Fixel Institute expands care with new neuroimaging and clinical research suites
A 15,000-square-foot neuroimaging suite that includes four high-tech imaging machines — including one of just three in the Southeast — opened Monday as the Norman Fixel Institute for Neurological Diseases at UF Health moves into a new phase of its growth.
In addition to expanded clinical and research space, clinicians and researchers will now have access to two 3 Tesla MRI machines, a PET-CT machine and a magnetoencephalography, or MEG, scanner through the UF Health Dorothy Mangurian Neuroimaging Suite.
Providing centrally located care for neurological disorders has been the mission of the Fixel Institute since it opened its doors in July 2019.
“The new imaging has been deliberately co-located on the Fixel Institute Campus to further support our philosophy to make patients and families the sun and to have care orbit around them,” said Michael Okun, M.D., the institute’s co-director.
Four new, artificial intelligence-dedicated clinician researchers are joining the Fixel Institute and UF Health as the space opens: Abbas Babajani-Feremi, Ph.D, an associate professor of neurology and director of the MEG lab; Reza Forghani, M.D, Ph.D., a professor of radiology and vice chair of artificial intelligence; Brandon Zielinski, M.D., Ph.D., chief of pediatric neurology and an associate professor of neurology and Joshua Wong, M.D., an assistant professor of neurology.
The MEG scanner works by measuring magnetic fields produced by electrical activity in the brain, which helps surgeons preparing for epilepsy-related surgery pinpoint the exact location in the brain causing seizures.
Besides helping doctors plan surgeries for patients with brain tumors, MEG will also advance research in Parkinson’s disease, Alzheimer’s disease and other neurological disorders.
“MEG is a powerful technology that offers a noninvasive, comprehensive assessment of critical brain functions — including language, motor, auditory and visual processing — with unprecedented ability to determine precisely where and when activity occurs in the brain. Such assessments not only aid in guiding care and treatment decisions but also serve as a roadmap for future research and discoveries,” said Babajani-Feremi.

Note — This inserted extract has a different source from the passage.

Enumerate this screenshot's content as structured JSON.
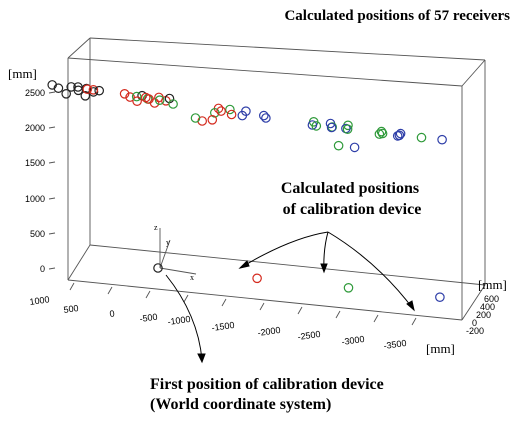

Funding for the neuroimaging and clinical research suites came from more than 20 donors to the Fixel Institute, including the Harry T. Mangurian Jr. Foundation, the Lee and Lauren Fixel Family Foundation, the Curtis family and others. Donor contributions totaled $20 million.
The new suites will move the needle in the care, treatment and research of Parkinson’s disease and other neurological disorders that the Fixel Institute specializes in, said Okun.
“This will help us visualize the brain in ways we have not previously imagined,” Okun said. “Imaging will play a critical role — not only for comprehensive care, but also for access to hundreds of clinical trials. We will dramatically increase the capacity of trials we can offer and the number of patients we can reach.”
Kelly Foote, M.D., co-director of the institute, said the combination of UF’s Artificial Intelligence focus, the ultramodern suite and its new doctors and researchers will solidify the Fixel Institute and UF Health’s reputation as “world leaders in transformational care and research for complex neurological disorders.”